Clarity: Some important technical details are missing.

Relation to Prior Work: Yes

Reproducibility: No

Additional Feedback: All of my questions have been clarified. Thanks. But an important technical detail is still unclear to me: In the first experiment, it is said that the teaching signal is given only after the query (the last image in a sequence of images), then this signal can influence the weights W_key^q by using BP algorithm. But how does this signal influence the weights W_val^S and W_key^S?

Review 4

Summary and Contributions: The paper presents a hetero-associate memory model inspired by Hebbian synaptic plasticity and applies it to a single-shot association task and question answering task.

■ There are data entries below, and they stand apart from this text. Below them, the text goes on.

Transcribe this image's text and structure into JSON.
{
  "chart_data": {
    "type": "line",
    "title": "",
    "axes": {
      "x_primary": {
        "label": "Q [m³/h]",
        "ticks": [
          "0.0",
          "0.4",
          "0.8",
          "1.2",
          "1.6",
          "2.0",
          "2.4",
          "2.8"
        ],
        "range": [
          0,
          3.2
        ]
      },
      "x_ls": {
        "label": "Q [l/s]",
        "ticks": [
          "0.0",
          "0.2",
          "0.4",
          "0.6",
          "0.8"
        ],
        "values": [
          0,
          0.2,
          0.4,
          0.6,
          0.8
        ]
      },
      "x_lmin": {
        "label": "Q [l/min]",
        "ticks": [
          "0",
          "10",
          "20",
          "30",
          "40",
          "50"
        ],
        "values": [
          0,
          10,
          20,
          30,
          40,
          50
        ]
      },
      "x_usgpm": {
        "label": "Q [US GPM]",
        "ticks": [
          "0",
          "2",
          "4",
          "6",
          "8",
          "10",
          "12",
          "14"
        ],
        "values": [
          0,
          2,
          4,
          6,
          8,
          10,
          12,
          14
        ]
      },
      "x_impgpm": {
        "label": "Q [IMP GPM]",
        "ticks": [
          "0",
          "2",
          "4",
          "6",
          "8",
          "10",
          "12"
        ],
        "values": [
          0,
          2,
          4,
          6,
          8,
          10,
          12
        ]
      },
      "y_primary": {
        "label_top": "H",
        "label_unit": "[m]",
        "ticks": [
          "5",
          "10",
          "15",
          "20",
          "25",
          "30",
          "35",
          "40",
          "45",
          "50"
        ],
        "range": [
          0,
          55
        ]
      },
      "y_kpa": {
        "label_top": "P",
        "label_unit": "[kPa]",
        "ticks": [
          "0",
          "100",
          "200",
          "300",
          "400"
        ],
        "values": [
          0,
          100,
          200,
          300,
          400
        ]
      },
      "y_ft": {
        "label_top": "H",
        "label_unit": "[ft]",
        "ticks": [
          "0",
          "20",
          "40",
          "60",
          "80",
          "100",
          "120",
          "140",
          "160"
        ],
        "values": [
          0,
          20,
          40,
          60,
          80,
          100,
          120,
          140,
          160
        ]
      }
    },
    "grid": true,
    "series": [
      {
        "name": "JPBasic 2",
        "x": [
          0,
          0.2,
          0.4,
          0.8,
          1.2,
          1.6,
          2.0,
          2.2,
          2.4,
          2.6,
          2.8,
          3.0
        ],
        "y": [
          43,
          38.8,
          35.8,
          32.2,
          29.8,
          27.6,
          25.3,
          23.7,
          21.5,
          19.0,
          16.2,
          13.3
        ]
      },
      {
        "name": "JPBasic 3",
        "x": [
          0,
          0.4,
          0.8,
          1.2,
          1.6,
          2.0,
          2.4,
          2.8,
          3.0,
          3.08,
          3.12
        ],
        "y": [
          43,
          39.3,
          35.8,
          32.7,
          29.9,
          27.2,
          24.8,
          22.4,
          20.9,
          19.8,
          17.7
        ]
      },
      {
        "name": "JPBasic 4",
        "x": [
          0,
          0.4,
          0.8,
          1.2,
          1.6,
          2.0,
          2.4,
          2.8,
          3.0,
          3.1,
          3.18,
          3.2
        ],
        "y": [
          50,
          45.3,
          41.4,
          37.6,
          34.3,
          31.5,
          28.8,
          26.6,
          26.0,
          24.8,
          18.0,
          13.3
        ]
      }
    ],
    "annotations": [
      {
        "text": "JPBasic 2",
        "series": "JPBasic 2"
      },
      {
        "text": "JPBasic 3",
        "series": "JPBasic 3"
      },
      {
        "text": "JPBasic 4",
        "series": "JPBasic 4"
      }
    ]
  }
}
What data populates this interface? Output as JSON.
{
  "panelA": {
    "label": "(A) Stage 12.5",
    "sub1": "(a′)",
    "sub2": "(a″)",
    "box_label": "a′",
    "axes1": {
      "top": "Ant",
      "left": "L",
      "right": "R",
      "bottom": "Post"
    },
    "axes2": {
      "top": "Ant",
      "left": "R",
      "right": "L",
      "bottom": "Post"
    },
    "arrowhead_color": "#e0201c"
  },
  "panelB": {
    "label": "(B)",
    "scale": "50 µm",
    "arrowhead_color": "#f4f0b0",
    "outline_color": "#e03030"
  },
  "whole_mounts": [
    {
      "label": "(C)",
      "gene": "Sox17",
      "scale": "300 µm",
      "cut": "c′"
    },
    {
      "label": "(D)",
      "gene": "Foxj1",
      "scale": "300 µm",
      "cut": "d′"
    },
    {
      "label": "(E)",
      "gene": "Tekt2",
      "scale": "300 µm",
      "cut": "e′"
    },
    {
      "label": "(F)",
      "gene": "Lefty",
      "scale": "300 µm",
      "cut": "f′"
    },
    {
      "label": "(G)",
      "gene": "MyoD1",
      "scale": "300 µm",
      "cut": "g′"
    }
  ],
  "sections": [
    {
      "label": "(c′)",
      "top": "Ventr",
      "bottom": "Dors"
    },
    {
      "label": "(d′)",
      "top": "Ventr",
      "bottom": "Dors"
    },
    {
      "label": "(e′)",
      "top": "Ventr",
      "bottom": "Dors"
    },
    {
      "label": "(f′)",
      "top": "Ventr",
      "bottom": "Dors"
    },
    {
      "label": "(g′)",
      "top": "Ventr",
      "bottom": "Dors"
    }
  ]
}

Strengths: The paper is well positioned using relevant benchmark problems and comparisons to applicable alternatives. The review of previous work is very strong. Throughout the discussion the authors show a strong familiarity with the relevant literature. Experimental work is carefully done and the results are convincing.

Weaknesses: I would like to see a brief conclusion section. The papers seems to just trail off. Other than that, it seems like a strong contribution.

Correctness: Looks good to me.

Clarity: Few, minor grammatical errors. One more careful proof read would be good.

Relation to Prior Work: Good discussion of both similarities and differences to previous works. This is a strong foundation that makes everything else very convincing.

Reproducibility: Yes

Additional Feedback: I originally thought that this paper should be accepted and the authors' rebuttal did not sway me from that opinion. ;)